Retrial in Hakamata Murder Case Begins; Validity of Bloodstained Clothing Evidence Contested

The Yomiuri Shimbun
Hideko Hakamata, center left in the front row, the sister of defendant Iwao Hakamata, is seen with her brother’s lawyers at the Shizuoka District Court in Shizuoka on Friday.

The first hearing of the retrial of 87-year-old Iwao Hakamata, who was previously sentenced to death for the 1966 murder of a family of four in Shizuoka Prefecture, began at the Shizuoka District Court on Friday morning without him present.

His 90-year-old sister Hideko entered a plea on behalf of the defendant — who was exempt from appearing — and said: “I claim his innocence. Please grant Iwao true freedom.”

Prosecutors will try to convict Hakamata again, saying in their opening statement that they would prove that the defendant was the murderer.

Historically, this is only the fifth case in which a retrial has been held after a court had finalized a sentence of death. It has been 36 years since the last such retrial began in 1987, in the so-called Shimada case, involving the 1954 murder of a young girl in Shimada, Shizuoka Prefecture.

In all four previous cases, none of the convictions were upheld, and the defendants were acquitted. It is highly likely that Hakamata will be acquitted in his retrial as well.

The incident occurred in the prefecture’s Shimizu City — now Shimizu Ward in Shizuoka City — in the early morning of June 30, 1966. A miso company executive’s house was on fire, and the bodies of the four people, who had been murdered, were found in the ruins. Hakamata, an employee of the company, was arrested in August of that year on suspicion of robbery and murder.

Hakamata confessed during the investigation, but pleaded not guilty at trial. The Shizuoka District Court sentenced him to death, and the sentence was upheld by the Supreme Court in 1980.
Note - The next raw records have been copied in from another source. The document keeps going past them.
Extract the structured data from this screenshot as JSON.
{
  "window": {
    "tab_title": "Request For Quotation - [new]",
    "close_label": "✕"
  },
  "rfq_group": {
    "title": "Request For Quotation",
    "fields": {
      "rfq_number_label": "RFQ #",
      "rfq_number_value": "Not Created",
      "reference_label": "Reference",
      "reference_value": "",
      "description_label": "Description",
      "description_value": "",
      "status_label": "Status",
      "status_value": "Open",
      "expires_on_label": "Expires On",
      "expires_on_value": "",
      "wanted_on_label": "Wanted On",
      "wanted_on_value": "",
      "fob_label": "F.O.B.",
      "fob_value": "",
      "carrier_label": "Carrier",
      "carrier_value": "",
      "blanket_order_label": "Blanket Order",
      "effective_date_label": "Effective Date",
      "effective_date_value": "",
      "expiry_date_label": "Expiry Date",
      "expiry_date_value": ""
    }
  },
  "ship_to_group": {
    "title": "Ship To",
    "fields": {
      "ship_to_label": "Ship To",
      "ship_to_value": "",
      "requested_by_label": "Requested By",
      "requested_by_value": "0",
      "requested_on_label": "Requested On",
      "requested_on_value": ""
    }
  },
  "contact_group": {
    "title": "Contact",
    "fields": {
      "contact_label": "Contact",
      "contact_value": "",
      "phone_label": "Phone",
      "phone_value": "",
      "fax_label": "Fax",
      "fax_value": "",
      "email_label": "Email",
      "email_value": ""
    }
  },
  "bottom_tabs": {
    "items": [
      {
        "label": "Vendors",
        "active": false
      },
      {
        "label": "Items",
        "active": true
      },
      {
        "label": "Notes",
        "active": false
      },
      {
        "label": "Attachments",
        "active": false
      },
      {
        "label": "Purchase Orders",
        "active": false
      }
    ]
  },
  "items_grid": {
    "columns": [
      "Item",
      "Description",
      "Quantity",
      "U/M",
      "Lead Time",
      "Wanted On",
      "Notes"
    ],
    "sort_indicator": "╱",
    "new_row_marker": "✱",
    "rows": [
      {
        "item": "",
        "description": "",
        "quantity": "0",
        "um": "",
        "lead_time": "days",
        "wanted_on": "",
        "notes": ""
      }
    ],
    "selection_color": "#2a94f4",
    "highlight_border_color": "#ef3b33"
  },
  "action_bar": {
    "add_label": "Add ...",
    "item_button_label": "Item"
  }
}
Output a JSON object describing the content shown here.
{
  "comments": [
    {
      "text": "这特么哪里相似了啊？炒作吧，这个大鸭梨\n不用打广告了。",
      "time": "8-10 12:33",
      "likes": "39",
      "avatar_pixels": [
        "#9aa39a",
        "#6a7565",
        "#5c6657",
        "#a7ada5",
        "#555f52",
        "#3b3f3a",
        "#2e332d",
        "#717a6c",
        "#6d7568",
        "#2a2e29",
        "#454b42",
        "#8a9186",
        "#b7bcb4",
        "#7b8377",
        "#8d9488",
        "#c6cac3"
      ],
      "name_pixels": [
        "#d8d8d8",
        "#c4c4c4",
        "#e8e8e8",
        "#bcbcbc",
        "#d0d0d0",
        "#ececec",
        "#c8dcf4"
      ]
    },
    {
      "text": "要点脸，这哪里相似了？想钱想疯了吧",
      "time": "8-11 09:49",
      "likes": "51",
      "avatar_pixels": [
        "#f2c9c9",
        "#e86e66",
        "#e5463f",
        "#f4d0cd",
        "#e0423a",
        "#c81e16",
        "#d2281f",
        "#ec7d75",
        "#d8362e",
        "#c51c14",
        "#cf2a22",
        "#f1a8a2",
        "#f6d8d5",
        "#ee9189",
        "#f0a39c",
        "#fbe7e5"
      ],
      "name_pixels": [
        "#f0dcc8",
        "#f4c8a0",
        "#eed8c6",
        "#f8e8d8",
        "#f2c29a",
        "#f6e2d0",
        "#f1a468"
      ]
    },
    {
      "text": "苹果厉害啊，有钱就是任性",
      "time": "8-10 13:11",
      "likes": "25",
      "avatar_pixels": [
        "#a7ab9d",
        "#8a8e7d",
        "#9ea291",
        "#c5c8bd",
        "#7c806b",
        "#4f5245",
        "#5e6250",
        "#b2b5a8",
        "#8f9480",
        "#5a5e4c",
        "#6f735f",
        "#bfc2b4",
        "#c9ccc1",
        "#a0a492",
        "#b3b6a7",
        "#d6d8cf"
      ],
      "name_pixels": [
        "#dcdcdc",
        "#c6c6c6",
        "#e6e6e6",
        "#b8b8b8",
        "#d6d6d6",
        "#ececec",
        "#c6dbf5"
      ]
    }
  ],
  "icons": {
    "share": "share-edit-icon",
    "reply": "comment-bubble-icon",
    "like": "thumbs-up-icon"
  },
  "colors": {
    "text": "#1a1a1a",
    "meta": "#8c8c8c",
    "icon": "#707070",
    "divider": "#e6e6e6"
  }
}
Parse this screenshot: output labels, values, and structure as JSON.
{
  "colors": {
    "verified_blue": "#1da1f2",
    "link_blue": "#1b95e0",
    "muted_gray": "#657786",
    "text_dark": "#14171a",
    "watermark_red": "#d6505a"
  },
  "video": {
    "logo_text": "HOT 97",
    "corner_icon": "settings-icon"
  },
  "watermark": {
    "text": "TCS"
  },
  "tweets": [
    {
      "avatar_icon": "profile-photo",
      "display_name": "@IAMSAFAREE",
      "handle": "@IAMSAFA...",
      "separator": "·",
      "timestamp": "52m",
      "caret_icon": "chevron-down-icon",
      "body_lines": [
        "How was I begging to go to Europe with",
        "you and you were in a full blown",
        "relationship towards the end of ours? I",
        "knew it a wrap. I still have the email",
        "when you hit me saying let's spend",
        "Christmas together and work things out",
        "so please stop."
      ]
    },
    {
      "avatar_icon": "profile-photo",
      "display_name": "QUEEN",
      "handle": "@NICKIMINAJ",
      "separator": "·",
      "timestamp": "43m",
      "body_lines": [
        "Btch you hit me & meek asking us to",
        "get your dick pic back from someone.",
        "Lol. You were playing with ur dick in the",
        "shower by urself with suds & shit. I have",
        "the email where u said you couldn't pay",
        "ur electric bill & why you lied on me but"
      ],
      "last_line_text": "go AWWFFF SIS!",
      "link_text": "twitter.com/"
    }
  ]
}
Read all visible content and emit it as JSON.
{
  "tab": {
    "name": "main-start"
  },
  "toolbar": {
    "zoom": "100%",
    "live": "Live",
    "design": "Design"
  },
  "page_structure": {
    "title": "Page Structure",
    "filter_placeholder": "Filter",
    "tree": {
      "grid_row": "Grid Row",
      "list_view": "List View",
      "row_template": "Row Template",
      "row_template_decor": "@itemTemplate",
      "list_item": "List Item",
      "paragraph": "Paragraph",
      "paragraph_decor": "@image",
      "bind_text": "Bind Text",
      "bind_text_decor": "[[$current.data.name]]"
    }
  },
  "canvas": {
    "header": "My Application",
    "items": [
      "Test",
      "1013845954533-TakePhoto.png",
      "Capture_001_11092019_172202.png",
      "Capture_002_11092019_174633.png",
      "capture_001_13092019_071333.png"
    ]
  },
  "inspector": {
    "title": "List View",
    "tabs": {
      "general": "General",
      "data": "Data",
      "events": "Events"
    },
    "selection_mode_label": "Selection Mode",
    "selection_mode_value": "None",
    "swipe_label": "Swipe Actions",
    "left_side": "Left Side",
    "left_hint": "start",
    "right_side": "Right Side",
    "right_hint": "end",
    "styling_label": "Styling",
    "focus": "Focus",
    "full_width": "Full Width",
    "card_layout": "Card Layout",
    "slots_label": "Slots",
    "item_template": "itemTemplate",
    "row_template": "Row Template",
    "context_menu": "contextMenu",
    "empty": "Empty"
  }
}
After making a first, unsuccessful request for a retrial in 1981, a second request for a retrial was filed in 2008. The district and high courts decided to hold a retrial in 2014 and March 2023, respectively, and the new trial for Hakamata was granted.

The basis for seeking a retrial was changes in the color of bloodstains on five pieces of clothing found in a miso tank about 14 months after the incident. This evidence is expected to be the main point of contention at the retrial.

The final decision said that the clothes belonged to Hakamata, and they were worn when he committed the crime.

The bloodstains had remained reddish, but the high court in March this year deemed that the reddish color of bloodstains on clothing would darken if the fabric were immersed in miso for over a year and said, “It raised the possibility that investigators had fabricated evidence” that the clothes were worn by Hakamata when committing the crime.

In the current retrial, the prosecutors are expected to argue that it is not unnatural for the reddish color of bloodstains to remain even after fabric is immersed in miso, and that there can be no other culprit than Hakamata, based on a comprehensive evaluation of the old evidence examined at the final judgement.

The defense is expected to fight back by reiterating that the bloodstains would not stay reddish, and that investigators fabricated the clothing evidence. The defense also plans to argue: “The crime was committed by more than one person from outside the miso company. Hakamata is innocent and is the victim of a false accusation of a capital offense.”

Hakamata was released in 2014, but is said to have developed “detainment syndrome” due to his long detention. The district court concluded that he was mentally incompetent and granted him an exemption from court appearances this time. Hideko will serve as an authorized assistant under the Code of Criminal Procedure and will officially speak in court on her brother’s behalf.